Einer Bertelsmann-Studie zufolge muss das Land Brandenburg im Jahr 2019 bei einem Haushaltsvolumen von 7,5 Milliarden Euro rund zwei Milliarden Euro Zinsen zahlen. Hinzu kommen noch mindestens 500 Millionen Euro für Pensionen. Bislang waren Bundesergänzungszuweisungen der Rettungsanker. Sie machten rund 19 Prozent der Einnahmen des Landes aus. Damit wurde das Schlimmste abgewendet. Doch gehen diese Zuschüsse von genau dem laufenden Jahr an deutlich zurück. Weil darüber hinaus das Land innerhalb der kommenden 15 Jahre mit einem Bevölkerungsrückgang von sieben Prozent konfrontiert ist, wird es zu rückläufigen Einnahmen aus dem Länderfinanzausgleich kommen.
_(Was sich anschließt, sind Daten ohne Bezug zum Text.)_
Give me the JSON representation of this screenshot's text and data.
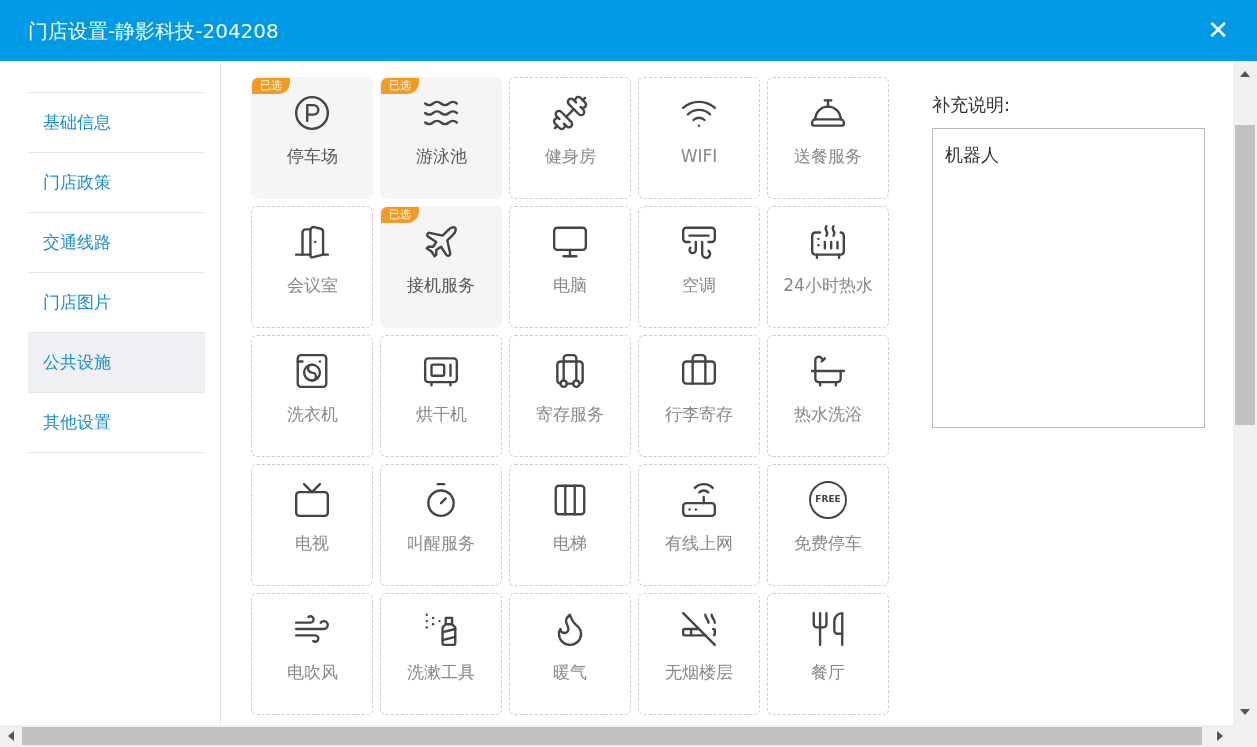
{
  "window": {
    "title": "门店设置-静影科技-204208",
    "close": "✕"
  },
  "sidebar": {
    "items": [
      {
        "label": "基础信息",
        "selected": false
      },
      {
        "label": "门店政策",
        "selected": false
      },
      {
        "label": "交通线路",
        "selected": false
      },
      {
        "label": "门店图片",
        "selected": false
      },
      {
        "label": "公共设施",
        "selected": true
      },
      {
        "label": "其他设置",
        "selected": false
      }
    ]
  },
  "facilities": [
    {
      "label": "停车场",
      "selected": true,
      "badge": "已选"
    },
    {
      "label": "游泳池",
      "selected": true,
      "badge": "已选"
    },
    {
      "label": "健身房",
      "selected": false
    },
    {
      "label": "WIFI",
      "selected": false
    },
    {
      "label": "送餐服务",
      "selected": false
    },
    {
      "label": "会议室",
      "selected": false
    },
    {
      "label": "接机服务",
      "selected": true,
      "badge": "已选"
    },
    {
      "label": "电脑",
      "selected": false
    },
    {
      "label": "空调",
      "selected": false
    },
    {
      "label": "24小时热水",
      "selected": false
    },
    {
      "label": "洗衣机",
      "selected": false
    },
    {
      "label": "烘干机",
      "selected": false
    },
    {
      "label": "寄存服务",
      "selected": false
    },
    {
      "label": "行李寄存",
      "selected": false
    },
    {
      "label": "热水洗浴",
      "selected": false
    },
    {
      "label": "电视",
      "selected": false
    },
    {
      "label": "叫醒服务",
      "selected": false
    },
    {
      "label": "电梯",
      "selected": false
    },
    {
      "label": "有线上网",
      "selected": false
    },
    {
      "label": "免费停车",
      "selected": false,
      "icon_text": "FREE"
    },
    {
      "label": "电吹风",
      "selected": false
    },
    {
      "label": "洗漱工具",
      "selected": false
    },
    {
      "label": "暖气",
      "selected": false
    },
    {
      "label": "无烟楼层",
      "selected": false
    },
    {
      "label": "餐厅",
      "selected": false
    }
  ],
  "notes": {
    "label": "补充说明:",
    "value": "机器人"
  }
}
Dass eine solche Situation eintritt, in der Politik durch Krisenmanagement und Mangelverwaltung ersetzt werden muss, ist logische Folge der bisherigen Finanz- und Verschuldungspolitik, in der das Land beständig über seine Verhältnisse gelebt hat. Ein Hohn, dass CDU-Innenminister Jörg Schönbohm 2004 behauptete, die Sozialisten dürften nicht in die Regierung kommen, weil sie nicht mit Geld umzugehen verstünden. Seine Partei hatte bis dahin bewiesen, dass sie selbst es nicht kann. Die Verschuldung war gestiegen.
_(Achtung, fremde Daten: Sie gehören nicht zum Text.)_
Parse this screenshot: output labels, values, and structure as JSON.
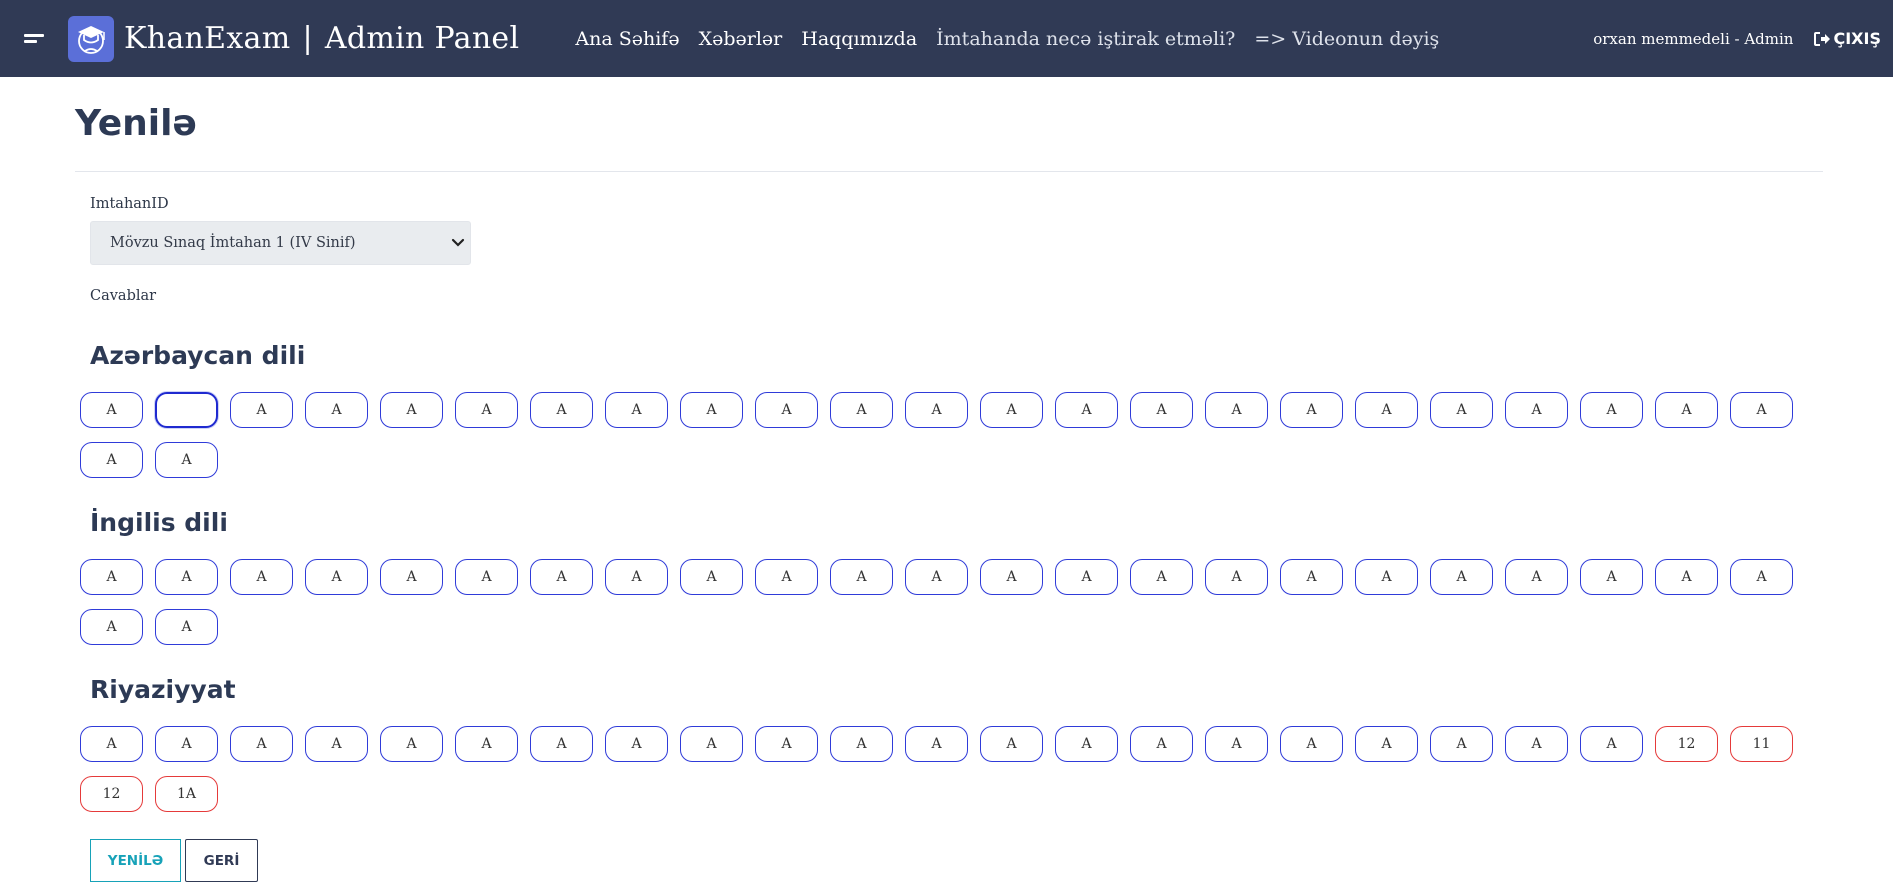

Was in der jetzigen Lage von der LINKEN in einer möglichen rot-roten Regierung tatsächlich durchgesetzt werden kann, ist die Frage, die vor Fraktionschefin Kerstin Kaiser und der von ihr angeführten Verhandlungsgruppe steht. Kann ein Politikwechsel tatsächlich stattfinden, oder bleibt nur, ihn vorzutäuschen? Immerhin bewies die LINKE Weitsicht. Sie machte früher als alle anderen darauf aufmerksam, dass an einer Neuverschuldung erst einmal kein Weg vorbeiführen werde. Und immerhin spricht für Rot-Rot, dass Sozialisten in der Bundesrepublik in der Regel jeweils dann ans Ruder kommen, wenn die Karre in den Dreck gefahren ist. Dann winkt ihnen die undankbare Aufgabe der Sparkommissare.
Die Finanzen nannte der preußische König Friedrich II. einmal die »Nerven des Staates«. Siegen werde, »wer den letzten Taler in der Tasche findet«.